/XSRL-ACL

Primary LanguagePython

codes for the ACL 2020 paper: Cross-Lingual Semantic Role Labeling with High-Quality Translated Training Corpus

Cite:

@inproceedings{fei-etal-2020-cross,
    title = "Cross-Lingual Semantic Role Labeling with High-Quality Translated Training Corpus",
    author = "Fei, Hao and Zhang, Meishan and Ji, Donghong",
    booktitle = "Proceedings of the 58th Annual Meeting of the Association for Computational Linguistics",
    year = "2020",
    url = "https://www.aclweb.org/anthology/2020.acl-main.627",
    pages = "7014--7026",
}

A. Translation-based projection

  • Step1. Train POS taggers for each languages based on the corresponding labelled POS data (with universal POS tagset).

    • trainPOS.py (config the Config/config.cfg in advance)
  • Step2. Prepare the translated SRL parallel data.

    • The translation process should be fulfilled by you own. You can achieve it via Google translation API.
    • The format of source side data and translated target side data should follow the example data in Data/upb_parallel/en-de fold: en-de-train-src.conllu and en-de-train-tgt.conllu. It's conllu style.
    • We provide the UPB-English data which was not offered by UPBV1.0 at the time (i.e., 2019/10/1) we perform our experiments.
  • Step3. Generating the aligning file for each pair of source and target language dataset.

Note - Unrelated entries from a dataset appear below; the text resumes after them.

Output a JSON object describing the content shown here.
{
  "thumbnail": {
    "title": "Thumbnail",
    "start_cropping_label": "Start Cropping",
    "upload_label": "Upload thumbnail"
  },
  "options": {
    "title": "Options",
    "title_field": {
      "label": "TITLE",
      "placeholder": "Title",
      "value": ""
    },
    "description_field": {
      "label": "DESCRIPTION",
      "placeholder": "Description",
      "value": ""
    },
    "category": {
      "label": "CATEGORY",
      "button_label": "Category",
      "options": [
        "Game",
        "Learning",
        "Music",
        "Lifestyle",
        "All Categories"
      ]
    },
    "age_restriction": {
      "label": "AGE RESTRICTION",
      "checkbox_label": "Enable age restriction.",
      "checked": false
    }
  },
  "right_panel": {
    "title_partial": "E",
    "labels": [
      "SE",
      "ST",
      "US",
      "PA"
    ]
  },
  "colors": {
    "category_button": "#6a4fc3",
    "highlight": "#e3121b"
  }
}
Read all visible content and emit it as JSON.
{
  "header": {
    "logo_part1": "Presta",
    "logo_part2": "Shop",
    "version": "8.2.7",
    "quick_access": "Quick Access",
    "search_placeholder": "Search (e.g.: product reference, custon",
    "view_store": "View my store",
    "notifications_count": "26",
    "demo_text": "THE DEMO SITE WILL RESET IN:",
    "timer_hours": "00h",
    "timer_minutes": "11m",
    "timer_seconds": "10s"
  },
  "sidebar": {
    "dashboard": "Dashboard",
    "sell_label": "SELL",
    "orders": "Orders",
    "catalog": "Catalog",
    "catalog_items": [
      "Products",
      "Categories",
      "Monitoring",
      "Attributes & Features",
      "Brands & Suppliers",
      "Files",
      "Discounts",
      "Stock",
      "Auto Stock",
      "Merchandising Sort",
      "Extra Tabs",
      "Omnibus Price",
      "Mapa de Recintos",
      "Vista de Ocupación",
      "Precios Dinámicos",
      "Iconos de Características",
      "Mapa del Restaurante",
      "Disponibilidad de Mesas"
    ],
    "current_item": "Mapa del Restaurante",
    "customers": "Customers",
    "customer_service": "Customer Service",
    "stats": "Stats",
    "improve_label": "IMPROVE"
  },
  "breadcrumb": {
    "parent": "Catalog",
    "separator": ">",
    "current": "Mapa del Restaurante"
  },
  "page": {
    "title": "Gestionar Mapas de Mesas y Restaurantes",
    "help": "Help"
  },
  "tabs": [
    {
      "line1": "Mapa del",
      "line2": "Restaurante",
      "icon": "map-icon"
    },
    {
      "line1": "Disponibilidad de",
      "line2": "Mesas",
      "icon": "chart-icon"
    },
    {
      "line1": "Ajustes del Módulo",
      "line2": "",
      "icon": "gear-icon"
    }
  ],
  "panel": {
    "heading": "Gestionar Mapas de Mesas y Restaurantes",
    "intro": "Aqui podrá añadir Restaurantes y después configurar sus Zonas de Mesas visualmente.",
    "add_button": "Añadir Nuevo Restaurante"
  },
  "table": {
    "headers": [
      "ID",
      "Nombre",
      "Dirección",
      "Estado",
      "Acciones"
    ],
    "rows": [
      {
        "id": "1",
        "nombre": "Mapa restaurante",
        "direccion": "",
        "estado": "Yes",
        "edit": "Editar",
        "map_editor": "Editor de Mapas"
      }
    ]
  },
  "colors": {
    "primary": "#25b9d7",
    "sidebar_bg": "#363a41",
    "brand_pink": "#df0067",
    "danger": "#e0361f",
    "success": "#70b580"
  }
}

    • Install the fast_align, and conduct alignment.
    • The format of the alignment output file follows the example file en-de-train-src2tgt-align.prob in Data/upb_parallel/en-de fold.
  • Step4. Start annotation projection.

    • project.py

Note:

  • Please note that one sentence may contain multiple sets of prd-args structure. So you should pre-process the data and split them in advance, making sure that one sentence in the data only at maximum contains one set of prd-args proposition.

B. PGN-LSTM SRL model

  • step 1. Configure the setting file Config/config.cfg

  • step 2. Run with main.py


Note:

  • Environment dependency:

    • python3.7
    • pytorch1.0.1
    • allennlp
    • huggingface-bert
    • tqdm
  • Download the UPBV1.0 data. Please pre-process the data, making sure that one sentence in the data only at maximum contains one set of prd-args proposition.